3.1 Pflichtveranstaltungen

Die Seminare sind Pflichtveranstaltungen der Schule. Die Schülerinnen und Schüler genießen bei der Teilnahme an diesen schulischen Pflichtveranstaltungen den Schutz der gesetzlichen Unfallversicherung. Maßgeblich für die Ausdehnung dieses Schutzes auf Tätigkeiten außerhalb des engeren Schulbereichs ist, dass die Schule weiter gestaltenden organisatorischen Einfluss auf die externe Durchführung des Seminars hat. Dies hat die Schule bei der Kooperation mit außerschulischen Projekt-Partnern sicherzustellen.

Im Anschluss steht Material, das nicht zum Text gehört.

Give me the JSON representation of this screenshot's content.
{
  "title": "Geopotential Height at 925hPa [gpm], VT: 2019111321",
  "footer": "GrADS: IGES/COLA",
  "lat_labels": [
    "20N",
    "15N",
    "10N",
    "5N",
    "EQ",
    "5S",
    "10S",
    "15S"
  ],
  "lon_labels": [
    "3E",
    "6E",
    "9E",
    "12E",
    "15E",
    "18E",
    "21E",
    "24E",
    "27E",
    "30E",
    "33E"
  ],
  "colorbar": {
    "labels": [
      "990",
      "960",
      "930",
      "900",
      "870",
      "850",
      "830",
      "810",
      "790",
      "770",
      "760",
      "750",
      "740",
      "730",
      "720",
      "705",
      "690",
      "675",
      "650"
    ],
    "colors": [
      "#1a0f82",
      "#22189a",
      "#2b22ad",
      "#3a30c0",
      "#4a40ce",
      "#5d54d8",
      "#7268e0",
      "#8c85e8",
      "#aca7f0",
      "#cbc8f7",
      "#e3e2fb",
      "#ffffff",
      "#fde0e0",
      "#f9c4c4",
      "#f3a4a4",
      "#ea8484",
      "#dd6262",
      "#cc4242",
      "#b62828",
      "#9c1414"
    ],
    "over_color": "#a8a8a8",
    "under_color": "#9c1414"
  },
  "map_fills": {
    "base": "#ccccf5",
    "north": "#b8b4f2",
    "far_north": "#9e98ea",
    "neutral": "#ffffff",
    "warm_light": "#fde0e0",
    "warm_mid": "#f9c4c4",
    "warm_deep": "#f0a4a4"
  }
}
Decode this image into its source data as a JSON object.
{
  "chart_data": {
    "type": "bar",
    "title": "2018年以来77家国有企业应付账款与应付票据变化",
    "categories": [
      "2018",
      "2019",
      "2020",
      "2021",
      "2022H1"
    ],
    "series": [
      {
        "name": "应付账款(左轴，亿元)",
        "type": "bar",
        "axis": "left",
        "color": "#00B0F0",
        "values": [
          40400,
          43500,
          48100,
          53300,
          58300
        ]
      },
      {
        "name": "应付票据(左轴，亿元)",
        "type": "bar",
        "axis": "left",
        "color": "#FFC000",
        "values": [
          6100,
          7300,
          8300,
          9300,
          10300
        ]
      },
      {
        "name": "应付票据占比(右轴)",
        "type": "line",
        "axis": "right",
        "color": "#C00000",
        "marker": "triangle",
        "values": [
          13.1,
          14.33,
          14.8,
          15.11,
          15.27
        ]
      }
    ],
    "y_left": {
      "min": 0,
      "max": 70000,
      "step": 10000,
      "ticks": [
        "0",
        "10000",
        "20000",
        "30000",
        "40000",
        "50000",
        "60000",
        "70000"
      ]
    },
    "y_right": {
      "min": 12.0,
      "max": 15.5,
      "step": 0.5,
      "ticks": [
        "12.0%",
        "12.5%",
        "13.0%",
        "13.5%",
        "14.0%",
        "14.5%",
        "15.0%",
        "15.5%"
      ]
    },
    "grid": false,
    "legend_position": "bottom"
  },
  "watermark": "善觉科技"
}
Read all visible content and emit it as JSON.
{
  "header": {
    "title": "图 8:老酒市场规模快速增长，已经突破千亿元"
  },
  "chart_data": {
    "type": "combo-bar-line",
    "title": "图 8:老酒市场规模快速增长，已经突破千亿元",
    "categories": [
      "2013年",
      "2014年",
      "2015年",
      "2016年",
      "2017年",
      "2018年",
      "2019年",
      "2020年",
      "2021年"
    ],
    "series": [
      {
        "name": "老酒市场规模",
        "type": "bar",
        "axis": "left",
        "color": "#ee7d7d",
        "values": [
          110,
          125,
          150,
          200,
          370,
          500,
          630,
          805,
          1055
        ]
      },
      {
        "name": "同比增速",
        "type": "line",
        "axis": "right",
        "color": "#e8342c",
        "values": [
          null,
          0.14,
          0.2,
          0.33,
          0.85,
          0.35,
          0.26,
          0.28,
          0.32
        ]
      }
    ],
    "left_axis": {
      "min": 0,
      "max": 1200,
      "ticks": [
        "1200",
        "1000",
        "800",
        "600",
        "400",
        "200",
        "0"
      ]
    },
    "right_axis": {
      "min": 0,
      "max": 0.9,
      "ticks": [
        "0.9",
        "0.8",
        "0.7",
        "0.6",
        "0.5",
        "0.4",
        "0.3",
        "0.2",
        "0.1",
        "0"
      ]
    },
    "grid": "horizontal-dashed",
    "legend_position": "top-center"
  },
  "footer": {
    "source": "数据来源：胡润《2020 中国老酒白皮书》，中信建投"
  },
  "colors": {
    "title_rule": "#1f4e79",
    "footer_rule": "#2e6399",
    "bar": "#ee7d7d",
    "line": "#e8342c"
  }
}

3.2 Anordnungen, Unentgeltlichkeit und Verschwiegenheit

Die Schule hat die Schülerinnen und Schüler darüber zu belehren, dass sie während der Teilnahme an Seminarveranstaltungen bei externen Projekt-Partnern auch den Anordnungen der zuständigen Beschäftigten Folge zu leisten haben, dass sie einer dort bestehenden Hausordnung unterliegen, dass sie für ihre Tätigkeit im Rahmen der Seminare kein Entgelt fordern oder entgegennehmen dürfen und dass sie zum Stillschweigen über alle Angelegenheiten verpflichtet sind, die ihnen im Rahmen der Seminare in außerschulischen Einrichtungen zur Kenntnis gelangen, soweit sie der Geheimhaltung unterliegen.

3.3 Fahrten

Für Fahrten im Rahmen der Seminare findet die Bekanntmachung des Bayerischen Staatsministeriums für Unterricht und Kultus „Durchführungshinweise zu Schülerfahrten“ vom 9. Juli 2010 (KWMBl S. 204) Anwendung.